Read the conversation below. 

NCLS: Would you say your inter-generational and multi-cultural mix has changed between 2011 and 2016?

DT: It’s become a lot more of our language, you use it a lot more. Obviously when we first arrived at the church you just spend a year getting your feed on the ground, seeing what’s going on, etc. Then after a while you see what is God doing here, and that God is bringing these people and this is how it’s happening. It’s kind of seeing where God’s working as well and jumping on board with that.

NCLS: What sort of changes have you seen in terms of that multi-cultural mix? Or how your church community matches the wider community?

DT: When we first came here there were some Samoans that were here and then maybe after three or four years, just started to see a few more different nationalities. Again, it’s just observing what God’s doing, different people of different nationalities are here.

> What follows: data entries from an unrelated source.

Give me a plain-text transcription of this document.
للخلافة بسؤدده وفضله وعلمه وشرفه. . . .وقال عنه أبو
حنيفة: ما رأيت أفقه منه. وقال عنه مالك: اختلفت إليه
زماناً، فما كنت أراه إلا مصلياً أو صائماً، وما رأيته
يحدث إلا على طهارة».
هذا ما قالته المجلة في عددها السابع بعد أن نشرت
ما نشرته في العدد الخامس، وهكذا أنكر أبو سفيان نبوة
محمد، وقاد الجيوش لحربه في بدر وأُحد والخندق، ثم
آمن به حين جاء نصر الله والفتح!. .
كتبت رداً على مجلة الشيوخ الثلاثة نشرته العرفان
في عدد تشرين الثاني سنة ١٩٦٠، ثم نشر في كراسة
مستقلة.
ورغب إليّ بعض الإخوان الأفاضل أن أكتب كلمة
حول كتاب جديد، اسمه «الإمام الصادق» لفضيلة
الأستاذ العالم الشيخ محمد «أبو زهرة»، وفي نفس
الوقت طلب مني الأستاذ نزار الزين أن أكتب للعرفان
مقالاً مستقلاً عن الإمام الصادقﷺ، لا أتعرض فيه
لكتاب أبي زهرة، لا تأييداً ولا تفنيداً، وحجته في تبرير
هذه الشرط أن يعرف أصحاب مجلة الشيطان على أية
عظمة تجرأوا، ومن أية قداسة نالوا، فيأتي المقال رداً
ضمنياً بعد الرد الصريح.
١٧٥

I remember a Salvo training event that Craig and I had gone to years ago had talked about if you want to see people of different nationalities in your church then you have to feature them. So, they need to be on your welcoming team, they need to be on the stage, and you need to celebrate that. We’ve tried to then make sure there are opportunities for people of different nationalities to be visible.

in our meetings for Saturday and Sunday our goal is that every meeting has someone from a different nationality featured, in one way or another. Whether on the stage or in the worship team or something like that, someone of a different nationality ideally of different ages represented. And both genders included, so it’s not female dominated, it’s not male dominated.

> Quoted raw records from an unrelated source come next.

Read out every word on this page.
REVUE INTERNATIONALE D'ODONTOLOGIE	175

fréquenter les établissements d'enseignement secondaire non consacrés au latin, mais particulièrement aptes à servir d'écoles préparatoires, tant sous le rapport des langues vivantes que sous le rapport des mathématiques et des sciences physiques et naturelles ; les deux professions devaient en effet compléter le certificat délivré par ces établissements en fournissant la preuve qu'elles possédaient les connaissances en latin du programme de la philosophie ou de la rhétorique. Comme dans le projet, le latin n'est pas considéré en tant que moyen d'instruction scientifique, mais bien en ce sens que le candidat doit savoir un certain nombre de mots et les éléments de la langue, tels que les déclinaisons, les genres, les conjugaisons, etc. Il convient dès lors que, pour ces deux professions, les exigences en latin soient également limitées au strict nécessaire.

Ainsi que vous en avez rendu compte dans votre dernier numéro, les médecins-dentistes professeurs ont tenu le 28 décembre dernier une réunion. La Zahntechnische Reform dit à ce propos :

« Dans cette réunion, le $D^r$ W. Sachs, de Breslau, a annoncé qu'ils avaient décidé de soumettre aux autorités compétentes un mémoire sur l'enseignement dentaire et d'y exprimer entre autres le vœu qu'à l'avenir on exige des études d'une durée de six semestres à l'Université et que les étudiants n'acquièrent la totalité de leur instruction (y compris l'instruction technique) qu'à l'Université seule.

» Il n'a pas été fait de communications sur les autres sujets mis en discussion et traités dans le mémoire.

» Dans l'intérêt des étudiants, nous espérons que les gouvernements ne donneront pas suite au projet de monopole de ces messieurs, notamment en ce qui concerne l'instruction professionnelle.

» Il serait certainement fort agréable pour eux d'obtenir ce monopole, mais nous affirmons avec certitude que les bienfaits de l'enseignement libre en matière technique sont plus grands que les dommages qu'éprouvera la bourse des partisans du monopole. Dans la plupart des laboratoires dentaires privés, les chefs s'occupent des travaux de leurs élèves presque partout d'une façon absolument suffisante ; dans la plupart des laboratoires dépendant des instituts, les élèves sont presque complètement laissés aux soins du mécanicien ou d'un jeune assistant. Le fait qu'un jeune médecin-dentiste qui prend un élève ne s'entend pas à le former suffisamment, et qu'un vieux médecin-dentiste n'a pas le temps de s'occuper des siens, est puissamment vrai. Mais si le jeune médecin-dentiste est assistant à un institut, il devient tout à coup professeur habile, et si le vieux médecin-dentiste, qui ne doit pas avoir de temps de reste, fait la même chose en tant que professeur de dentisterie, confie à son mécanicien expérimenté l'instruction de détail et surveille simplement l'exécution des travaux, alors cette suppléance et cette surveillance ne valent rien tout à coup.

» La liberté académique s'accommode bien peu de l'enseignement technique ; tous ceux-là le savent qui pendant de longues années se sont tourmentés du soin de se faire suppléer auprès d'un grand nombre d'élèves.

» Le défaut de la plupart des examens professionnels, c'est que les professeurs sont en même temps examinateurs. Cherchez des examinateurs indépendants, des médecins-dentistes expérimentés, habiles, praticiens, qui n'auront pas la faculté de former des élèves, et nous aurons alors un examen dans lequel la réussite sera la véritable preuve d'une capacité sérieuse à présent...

We don’t always get it right, and sometimes you can’t be token. Then once a year we have Mosaic Day.

We decided to, because we could see what God was doing, have Mosaic Day to celebrate all the different nationalities in our church. We have a big fellowship lunch with international feasts where everyone brings food from their background. We do things in the service, the worship team would be of all different nationalities and people dress up. Or you might have a dance group or people singing in other languages.

The message will be very much about, we are all one in Christ Jesus, or they’ll come from the east, they’ll come from the west. Whatever passage we would preach on that would celebrate that.

NCLS: Would you say that that was an intentional goal that you held?

DT: Absolutely. We’ve been very intentional about doing that and it’s one of people’s favourite Sunday’s of the year. We often pick it around Pentecost too sometimes because of all the people speaking the different languages. We might have a prayer time and say, everyone just speak in your language. So, it’s just all messy and loud or whatever, but that’s great.

NCLS: Do you feel that the church more reflects the wider community now in terms of cultural diversity or age?

DT: We’re getting there. Definitely, if you came into our church now and you were of a different nationality, you wouldn’t feel that you were the only person, as we’re definitely more diverse. We’ve had a few refugee families come as well and we’ve been very intentional about embracing them.